Generating hypotheses rarely occurred in the participants’ notes, and drawing conclusions occurred even less, although both activities are important in diagnostic processes (Heinrichs and Kaiser 2018; Herppich et al. 2017b; Philipp 2018) and in problem solving processes or argumentation (Krell et al. 2018; Polya 1973; Rubinstein 1995; Schoenfeld 1985). It would be interesting to test whether instructing prospective teachers more explicitly to making use of generating hypotheses and drawing conclusions would lead to increased use of these diagnostic activities, or whether more content-specific support is required.

5.4 Analyzing diagnostic processes with competence level models

The log data from our simulated environment allowed us to describe, in an explorative approach, patterns in participants’ diagnostic processes regarding their use of competence levels. The patterns suggest that participants used a large variety of different strategies, and did not necessarily approach the virtual students’ competence level in a systematic way, although we found that processes with accurate diagnoses were, on average, more systematic than processes with inaccurate diagnoses. In further analyses, one could look at the relation between these patterns and participants’ diagnostic activities, and test how the patterns change after training that fostered diagnostic competences.

5.5 Limitations and future perspectives

The simulated environment presented in this paper seems to be a suitable tool for assessing prospective teachers’ diagnostic processes. However, several limitations and steps for further development and research remain. In addition to those already discussed in the previous sections, a limitation is that the analyses presented here focused on only two mathematical content domains, number and operations, as well as patterns and structures. The simulated environment would allow extending the content to other domains, although this extension would make it more challenging to provide detailed information about the competence levels of multiple domains.

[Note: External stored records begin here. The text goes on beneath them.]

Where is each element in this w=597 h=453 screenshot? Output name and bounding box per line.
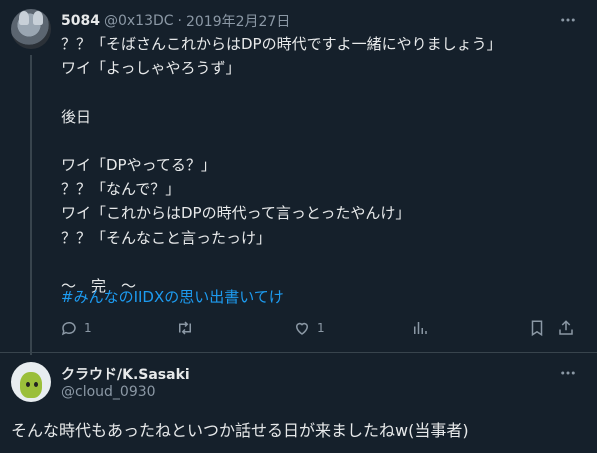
avatar-character xyxy=(20,372,42,398)
tweet-header: 5084 @0x13DC · 2019年2月27日 xyxy=(61,11,290,31)
avatar-eye-left xyxy=(26,382,30,387)
avatar-ear-left xyxy=(19,11,29,25)
reply-count: 1 xyxy=(84,321,92,335)
share-icon xyxy=(559,320,573,335)
reply-handle[interactable]: @cloud_0930 xyxy=(61,384,156,400)
avatar[interactable] xyxy=(11,9,51,49)
like-count: 1 xyxy=(317,321,325,335)
views-button[interactable] xyxy=(411,316,429,340)
display-name[interactable]: 5084 xyxy=(61,13,100,29)
timestamp[interactable]: 2019年2月27日 xyxy=(186,11,290,31)
like-icon xyxy=(295,322,309,335)
reply-avatar[interactable] xyxy=(11,362,51,402)
separator: · xyxy=(177,13,182,29)
reply-icon xyxy=(61,321,76,336)
more-icon[interactable] xyxy=(558,363,578,383)
avatar-eye-right xyxy=(34,382,38,387)
hashtag-link[interactable]: #みんなのIIDXの思い出書いてけ xyxy=(61,286,284,307)
reply-tweet[interactable]: クラウド/K.Sasaki @cloud_0930 そんな時代もあったねといつか… xyxy=(0,353,597,453)
handle[interactable]: @0x13DC xyxy=(104,13,174,29)
avatar-ear-right xyxy=(33,11,43,25)
reply-display-name[interactable]: クラウド/K.Sasaki xyxy=(61,364,190,384)
main-tweet[interactable]: 5084 @0x13DC · 2019年2月27日 ？？「そばさんこれからはDP… xyxy=(0,0,597,355)
share-button[interactable] xyxy=(557,316,575,340)
retweet-icon xyxy=(179,321,191,335)
reply-button[interactable]: 1 xyxy=(60,316,92,340)
views-icon xyxy=(414,322,427,334)
retweet-button[interactable] xyxy=(176,316,194,340)
like-button[interactable]: 1 xyxy=(293,316,325,340)
bookmark-button[interactable] xyxy=(528,316,546,340)
more-icon[interactable] xyxy=(558,10,578,30)
action-bar: 1 1 xyxy=(0,316,597,340)
thread-line xyxy=(30,55,32,355)
tweet-text: ？？「そばさんこれからはDPの時代ですよ一緒にやりましょう」 ワイ「よっしゃやろ… xyxy=(61,35,502,296)
bookmark-icon xyxy=(531,320,543,337)
reply-text: そんな時代もあったねといつか話せる日が来ましたねw(当事者) xyxy=(11,421,469,440)
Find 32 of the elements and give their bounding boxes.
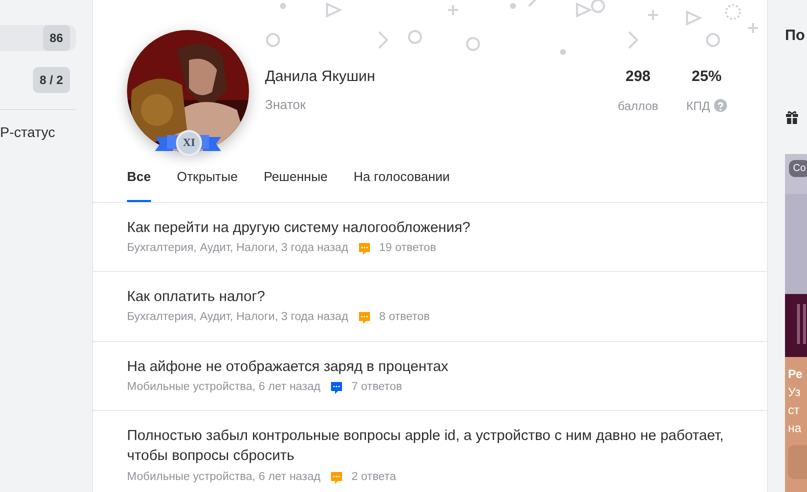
- stat-value: 298: [624, 67, 652, 87]
- tab[interactable]: Решенные: [264, 163, 328, 202]
- sidebar-item[interactable]: 8 / 2: [0, 67, 76, 93]
- gift-icon: [785, 110, 799, 124]
- ad-text: ст: [788, 402, 800, 418]
- help-icon[interactable]: [714, 99, 727, 112]
- question-meta: Мобильные устройства, 6 лет назад: [127, 470, 320, 485]
- question-title[interactable]: На айфоне не отображается заряд в процентах: [127, 356, 743, 377]
- stat-label: баллов: [618, 98, 658, 114]
- tab[interactable]: На голосовании: [354, 163, 450, 202]
- stat-label: КПД: [686, 98, 710, 114]
- user-name[interactable]: Данила Якушин: [265, 66, 376, 88]
- count-badge: 8 / 2: [32, 67, 70, 93]
- ad-tag: Co: [789, 160, 807, 176]
- question-meta: Мобильные устройства, 6 лет назад: [127, 380, 320, 395]
- question-title[interactable]: Как перейти на другую систему налогообложения?: [127, 218, 743, 238]
- question-title[interactable]: Полностью забыл контрольные вопросы apple id, а устройство с ним давно не работает, чтобы вопросы сбросить: [127, 426, 743, 467]
- section-heading: По: [785, 26, 806, 46]
- ad-text: на: [788, 420, 802, 436]
- sidebar-item[interactable]: 86: [0, 25, 76, 51]
- question-title[interactable]: Как оплатить налог?: [127, 287, 743, 308]
- question-meta: Бухгалтерия, Аудит, Налоги, 3 года назад: [127, 310, 348, 326]
- ad-title: Ре: [788, 366, 804, 382]
- ad-text: Уз: [788, 384, 802, 400]
- ad-banner[interactable]: Co Ре Уз ст на: [785, 154, 807, 492]
- tab[interactable]: Открытые: [176, 163, 238, 202]
- sidebar-link[interactable]: P-статус: [0, 122, 76, 143]
- count-badge: 86: [42, 25, 70, 51]
- stat-value: 25%: [690, 67, 723, 87]
- tab[interactable]: Все: [127, 163, 151, 202]
- user-rank: Знаток: [265, 96, 307, 114]
- question-meta: Бухгалтерия, Аудит, Налоги, 3 года назад: [127, 240, 348, 256]
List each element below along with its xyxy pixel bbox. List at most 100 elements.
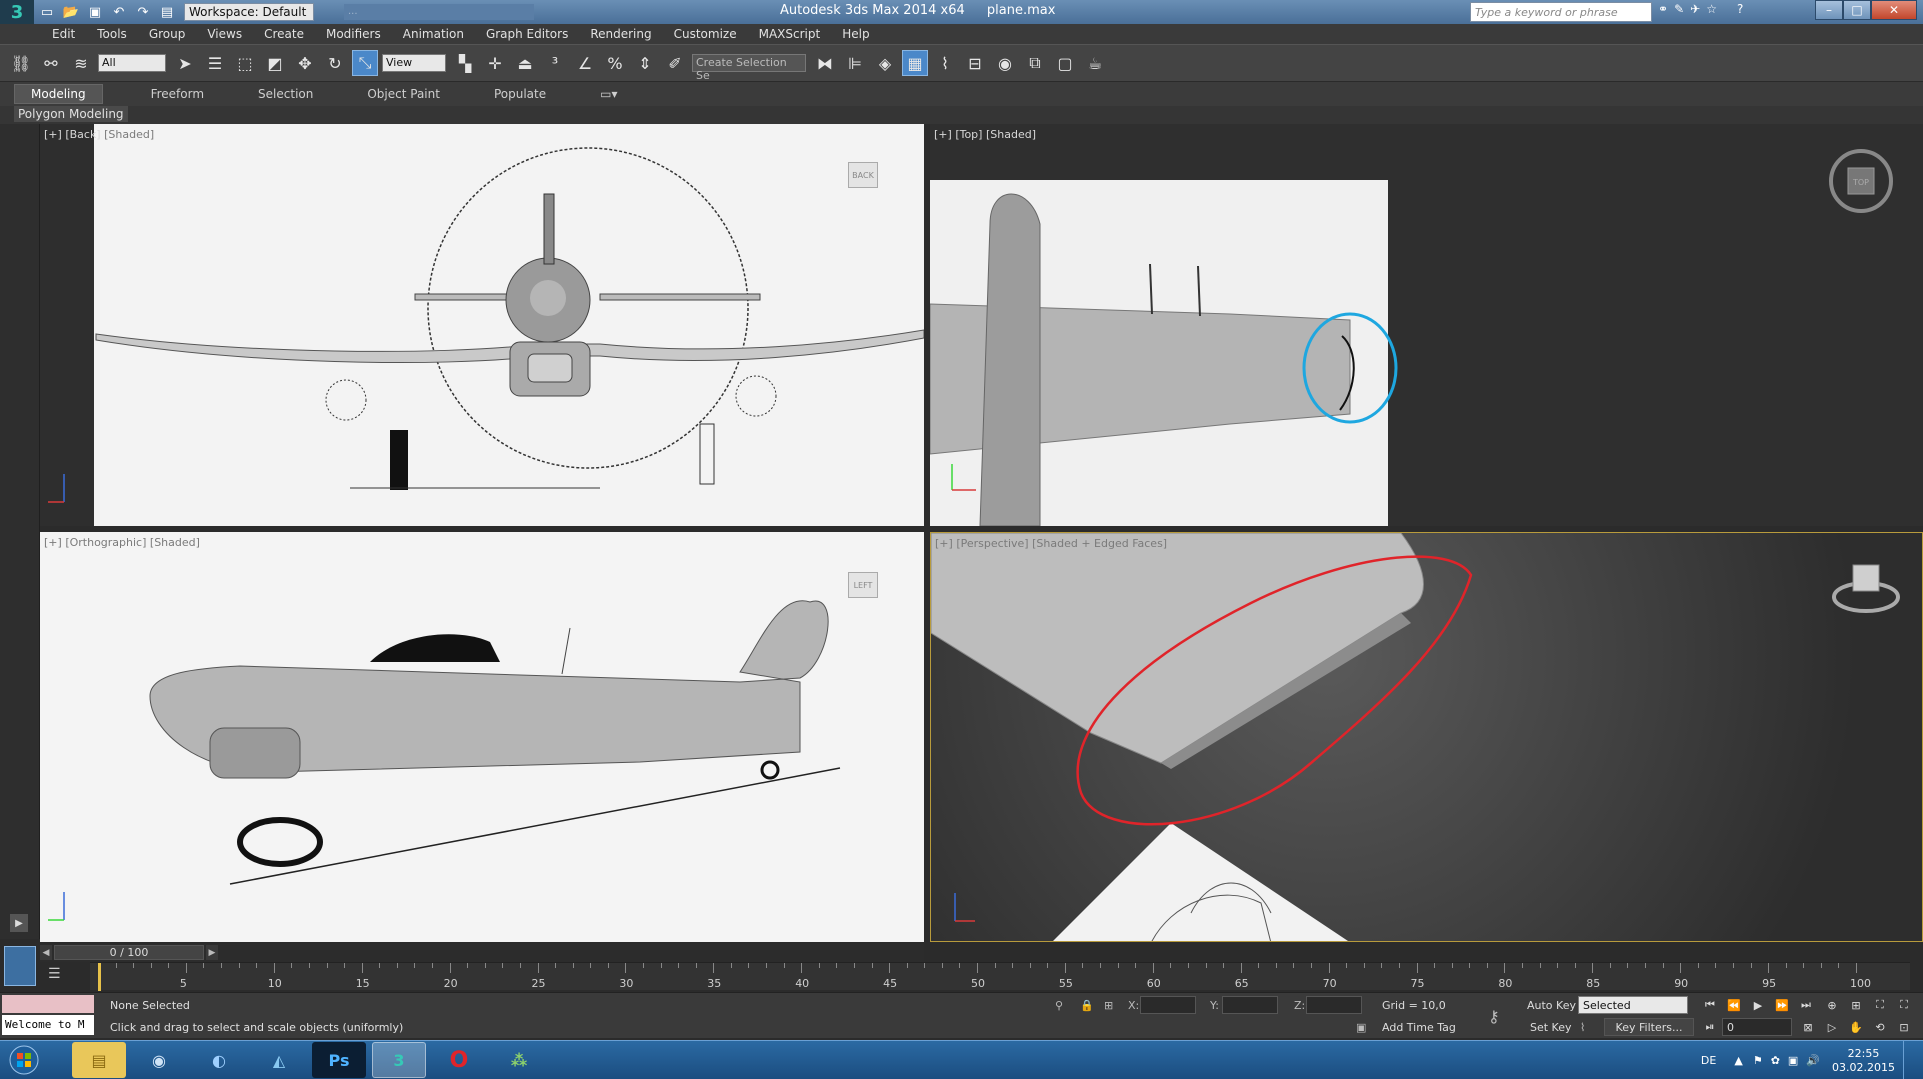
graphite-ribbon-icon[interactable]: ▦ [902,50,928,76]
mirror-icon[interactable]: ⧓ [812,50,838,76]
viewport-plus-menu[interactable]: [+] [934,128,952,141]
app-logo-icon[interactable]: 3 [0,0,34,24]
network-app-icon[interactable]: ⁂ [492,1042,546,1078]
pivot-center-icon[interactable]: ▚ [452,50,478,76]
viewport-view-menu[interactable]: [Orthographic] [65,536,146,549]
viewport-label[interactable]: [+] [Perspective] [Shaded + Edged Faces] [935,537,1167,550]
flag-icon[interactable]: ⚑ [1753,1054,1763,1067]
track-bar[interactable]: 5 10 15 20 25 30 35 40 45 50 55 60 65 70 75 80 85 90 95 100 [90,962,1910,991]
viewport-orthographic[interactable]: [+] [Orthographic] [Shaded] LEFT [40,532,924,942]
menu-rendering[interactable]: Rendering [590,27,651,41]
menu-help[interactable]: Help [842,27,869,41]
design-app-icon[interactable]: ◭ [252,1042,306,1078]
opera-icon[interactable]: O [432,1042,486,1078]
angle-snap-icon[interactable]: ∠ [572,50,598,76]
pan-view-icon[interactable]: ✋ [1846,1018,1866,1036]
select-object-icon[interactable]: ➤ [172,50,198,76]
select-and-scale-icon[interactable]: ⤡ [352,50,378,76]
absolute-mode-icon[interactable]: ⊞ [1104,999,1113,1012]
keyboard-shortcut-override-icon[interactable]: ⏏ [512,50,538,76]
set-key-big-icon[interactable]: ⚷ [1488,1007,1500,1026]
spinner-snap-icon[interactable]: ⇕ [632,50,658,76]
tray-app-icon[interactable]: ✿ [1771,1054,1780,1067]
select-by-name-icon[interactable]: ☰ [202,50,228,76]
binoculars-icon[interactable]: ⚭ [1658,2,1668,16]
redo-icon[interactable]: ↷ [132,2,154,22]
menu-customize[interactable]: Customize [674,27,737,41]
viewport-shading-menu[interactable]: [Shaded] [986,128,1036,141]
y-coord-field[interactable] [1222,996,1278,1014]
maximize-viewport-icon[interactable]: ⊡ [1894,1018,1914,1036]
undo-icon[interactable]: ↶ [108,2,130,22]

As a more general challenge, we need further research to better understand diagnostic processes and the difficulties teachers encounter during these processes, in order eventually to develop effective learning environments in support of prospective teachers’ diagnostic competences. Further analyses of participants’ strategies and written notes as suggested in this paper may eventually provide better insights that could then be used to implement support elements in the simulated environment.